Solo tres hijos y su viudo, en el funeral de la duquesa

Inauguran un mausoleo en honor de Cayetana de Alba en el tercer aniversario de su muerte instalado en el santuario de la hermandad de Los Gitanos

Los hijos de la Duquesa de Alba, Carlos, Fernado y Cayetano Martínez de Irujo, junto al viudo Alfonso Díez y el nieto Carlos Martínez de Irujo, posan delante del nuevo monumento funerario

Inauguran un mausoleo en honor de Cayetana de Alba en el tercer aniversario de su muerte instalado en el santuario de la hermandad de Los Gitanos

Tres años después de su fallecimiento, la Duquesa de Alba sigue recibiendo homenajes en Sevilla. El santuario de la hermandad de Los Gitanos, el templo que reconstruyó y que alberga sus cenizas, acogió ayer una misa funeral un tanto especial, puesto que sus familiares y amigos más íntimos inauguraron un monumento en su honor, una especie de mausoleo que resume de forma alegórica sus grandes pasiones. A la cita acudieron sus hijos Carlos –el actual Duque de Alba–, Cayetano y Fernando, además de su viudo, Alfonso Díez. También amigos de su círculo más cercano, aquellos que nunca la dejaron sola, como Carmen Tello y el torero Curro Romero.

Mármol de carra

El monumento se sitúa en una de las capillas laterales del templo, muy cerca de las imágenes que tanto amó: Nuestro Padre Jesús de la Salud y la Virgen de las Angustias. Bajo un cuadro que donó ella misma, que representa la Resurrección, se ubica el medallón de inspiración renacentista ejecutado en mármol de Carrara. La idea partió de su hijo Cayetano, que ha supervisado el proyecto junto al escultor José Antonio Navarro Arteaga, uno de los grandes imagineros sevillanos que ha realizado numerosas tallas para la Semana Santa andaluza. El conjunto mide 2,30 metros de alto por 2,10 de ancho y, en el centro, figuran unos versos que la marquesa de Méritos, Isabel de León, ha dedicado a la aristócrata. En la parte superior se ubica el escudo de armas de la Casa de Alba y en la inferior el de la hermandad de Los Gitanos, corporación de la que fue gran benefactora. A los lados, envueltos en telas, aparecen seis ángeles, en alusión a sus hijos, que portan motivos relacionados con su vida y sus aficiones, como una montera de un torero, la Giralda, una cruz y un pañuelo. Esta última metáfora alude a su condición de camarera de honor de la Virgen de las Angustias. La obra ha sido financiada por suscripción popular. Se abrieron dos cuentas en sendas entidades bancarias y las aportaciones han oscilado entre los tres euros y los 10.000. El coste total ha superado los 100.000.

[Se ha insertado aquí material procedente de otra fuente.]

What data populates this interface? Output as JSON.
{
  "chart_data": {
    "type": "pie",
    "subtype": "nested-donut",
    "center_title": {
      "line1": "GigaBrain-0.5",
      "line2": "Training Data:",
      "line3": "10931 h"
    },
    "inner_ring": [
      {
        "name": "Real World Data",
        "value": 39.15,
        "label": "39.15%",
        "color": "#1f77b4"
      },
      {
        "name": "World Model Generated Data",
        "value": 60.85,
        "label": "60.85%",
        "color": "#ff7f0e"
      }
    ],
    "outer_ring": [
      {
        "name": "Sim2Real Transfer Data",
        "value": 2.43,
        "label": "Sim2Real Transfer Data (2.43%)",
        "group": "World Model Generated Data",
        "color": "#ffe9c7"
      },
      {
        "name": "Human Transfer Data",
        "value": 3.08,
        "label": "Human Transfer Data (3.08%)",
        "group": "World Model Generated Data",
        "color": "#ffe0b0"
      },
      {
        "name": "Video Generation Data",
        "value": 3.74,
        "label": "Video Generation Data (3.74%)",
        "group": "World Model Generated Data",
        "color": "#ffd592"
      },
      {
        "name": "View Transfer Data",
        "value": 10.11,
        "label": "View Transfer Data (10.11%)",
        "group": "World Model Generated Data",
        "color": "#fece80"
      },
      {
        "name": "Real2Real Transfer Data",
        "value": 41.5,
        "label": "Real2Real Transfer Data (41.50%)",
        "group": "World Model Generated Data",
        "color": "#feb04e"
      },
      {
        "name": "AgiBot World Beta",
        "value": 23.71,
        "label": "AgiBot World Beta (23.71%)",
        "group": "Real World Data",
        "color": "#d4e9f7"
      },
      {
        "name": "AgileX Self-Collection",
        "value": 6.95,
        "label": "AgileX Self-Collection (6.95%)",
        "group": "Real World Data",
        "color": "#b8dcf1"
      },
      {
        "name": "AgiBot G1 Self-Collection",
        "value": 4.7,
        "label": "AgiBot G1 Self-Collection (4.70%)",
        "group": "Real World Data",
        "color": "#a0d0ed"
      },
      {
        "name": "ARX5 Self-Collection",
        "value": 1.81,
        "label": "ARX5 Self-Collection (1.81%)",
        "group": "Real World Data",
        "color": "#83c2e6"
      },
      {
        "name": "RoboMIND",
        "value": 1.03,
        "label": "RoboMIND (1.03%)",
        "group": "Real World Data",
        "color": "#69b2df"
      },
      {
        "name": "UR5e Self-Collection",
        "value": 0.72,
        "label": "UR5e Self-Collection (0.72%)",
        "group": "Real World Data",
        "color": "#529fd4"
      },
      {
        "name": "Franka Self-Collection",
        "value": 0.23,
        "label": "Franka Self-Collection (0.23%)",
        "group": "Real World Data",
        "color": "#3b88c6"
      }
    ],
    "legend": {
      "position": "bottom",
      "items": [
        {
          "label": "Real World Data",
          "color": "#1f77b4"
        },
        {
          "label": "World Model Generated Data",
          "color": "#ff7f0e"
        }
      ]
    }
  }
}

Su confesor, el padre Ignacio Sánchez-Dalp, ofició la misa y recordó la vinculación de doña Cayetana con la capital hispalense. Cayetano aseguró antes de la ceremonia que «es emocionante haber hecho realidad lo que ella quería: tener algo que represente lo que sentía por Sevilla, por esta hermandad y por este templo donde ha querido estar enterrada». Y agradeció la aportación de las empresas que han colaborado, como Porcelanosa y Caja Rural del Sur. «También mucha gente de Sevilla ha hecho pequeñas donaciones. Es una satisfacción enorme», dijo.

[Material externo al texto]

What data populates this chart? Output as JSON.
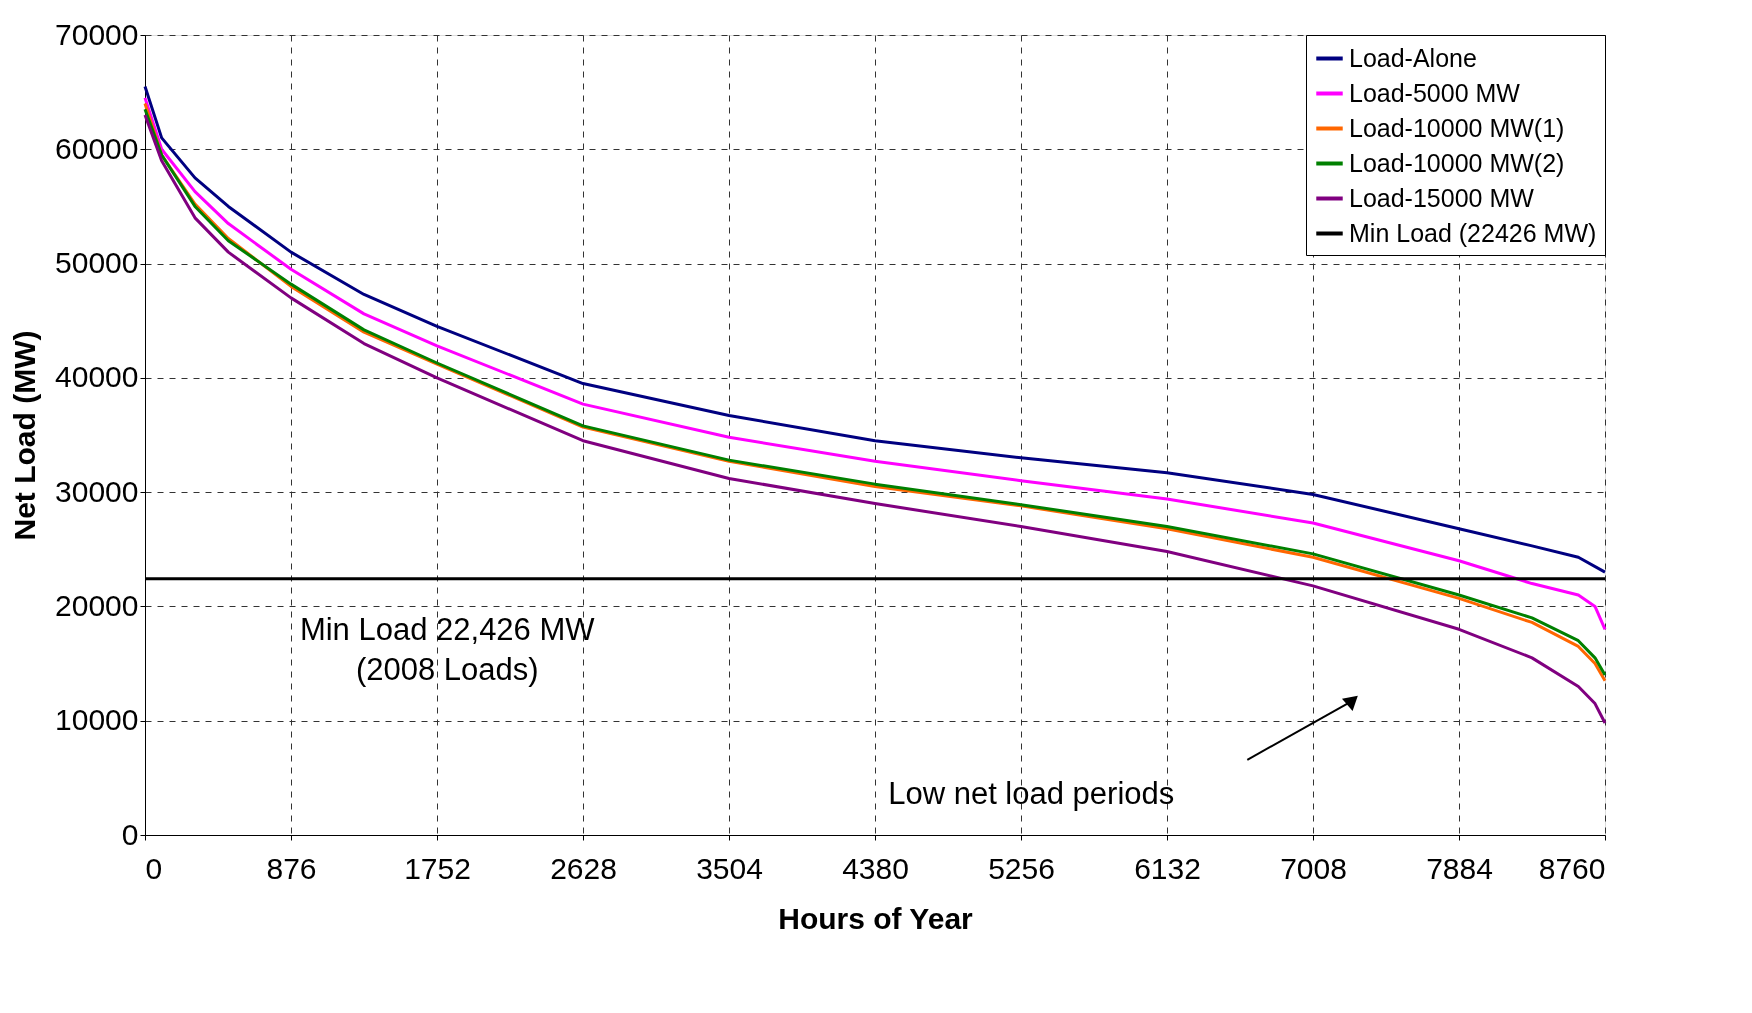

En cuanto al diseño, Cayetano aseguró que «es una maravilla, es una pieza que pesaba 4.000 kilos, que al pulirla se ha quedado en 2.000». Sobre Navarro Arteaga, destacó que «no hay un escultor en el mundo que pueda reflejar lo que él ha hecho, que es fijar lo que mi madre sentía por Sevilla». También desveló que él mismo se responsabilizó si no se cubría el presupuesto: «La hermandad de Los Gitanos tiene muchos gastos. De ellos partió la idea de abrir una suscripción popular». Sus hijos Luis y Amina no pudieron acudir. Visitarán el monumento, junto a Genoveva Casanova, más adelante «en un momento más tranquilo».